Inflation has fallen for the second month in a row. The consumer prices index (CPI) is down 0.2% from 5% in October to 4.8% in November.
The secondary measure of inflation, the retail prices index (RPI), which includes mortgage payments and council tax, has also dropped 0.2%. It is now 5.2%.
Vicky Redwood, chief UK economist for Capital Economics, says anecdotal evidence suggests that low consumer demand is forcing retailers to discount prices.
CPI slightly dropped in November thanks to reductions in prices of food, petrol and household costs.
Despite the slight changes in both inflation measures, inflation remains over double the Bank of England's 2% target inflation rate.
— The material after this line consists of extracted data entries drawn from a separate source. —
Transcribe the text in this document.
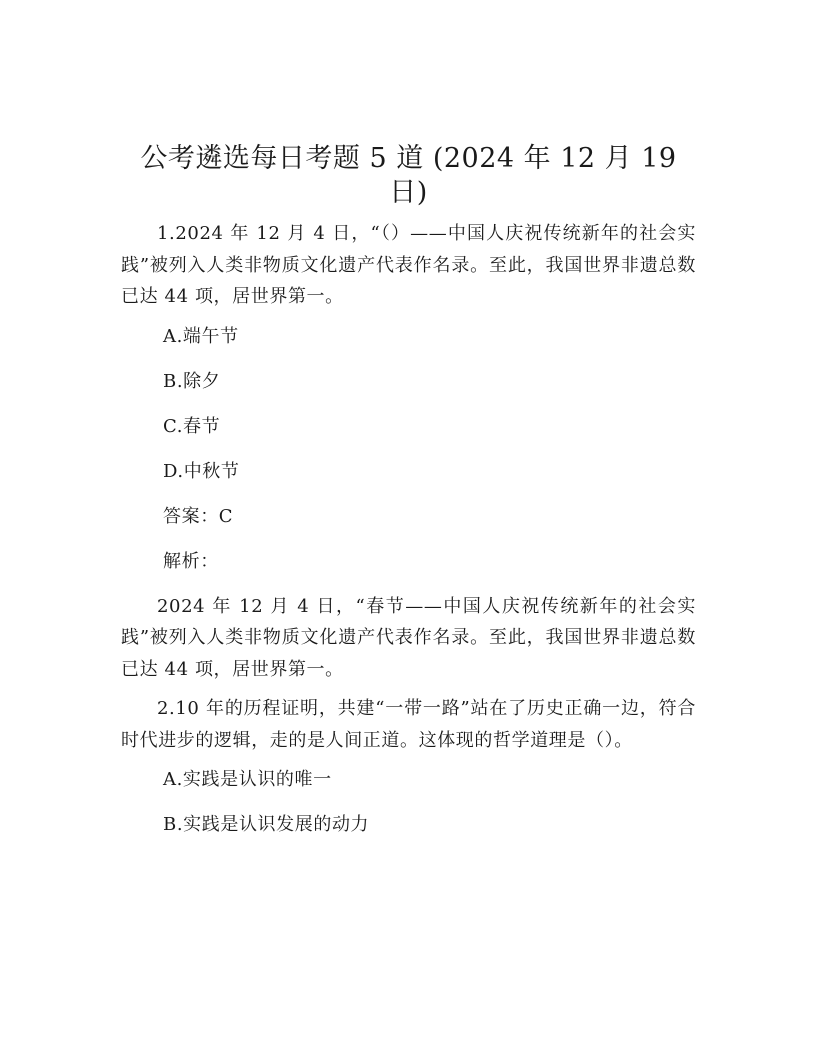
公考遴选每日考题 5 道 (2024 年 12 月 19 日)

1.2024 年 12 月 4 日，“（）——中国人庆祝传统新年的社会实践”被列入人类非物质文化遗产代表作名录。至此，我国世界非遗总数已达 44 项，居世界第一。

A.端午节
B.除夕
C.春节
D.中秋节
答案：C
解析：

2024 年 12 月 4 日，“春节——中国人庆祝传统新年的社会实践”被列入人类非物质文化遗产代表作名录。至此，我国世界非遗总数已达 44 项，居世界第一。

2.10 年的历程证明，共建“一带一路”站在了历史正确一边，符合时代进步的逻辑，走的是人间正道。这体现的哲学道理是（）。

A.实践是认识的唯一
B.实践是认识发展的动力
"Inflation has fallen but this is nothing more than a flicker of light in the pitch-dark roll-call of the global economy," says Marcus Bullus, trading director at stockbrokers MB Capital. He says these figures will offer little help to the markets.
Savers continue to be adversely affected, with basic-rate taxpayers now needing to find accounts paying 6.01% to beat inflation. A higher-rate taxpayer would need to find an account paying 8.01% interest.
"Over the past year, the number of savings accounts that beat inflation for basic-rate taxpayers has dropped successively from 57 to absolutely none, which must leave savers wondering why they save at all," says Sylvia Waycot, spokesperson for Moneyfacts.
"This means more and more people are falling into the 'eroding spending power trap', which has already wiped nearly £800 off the spending power of £10,000 in just five years," Waycot adds.
The inflation rate is expected to fall further in 2012.
"There is still a lingering risk that inflation will pick up again in December, but come January - when the VAT rise drops out - it should start to fall like a stone. We still think inflation will be below its target by the autumn, before dropping to 1% or lower," says Redwood.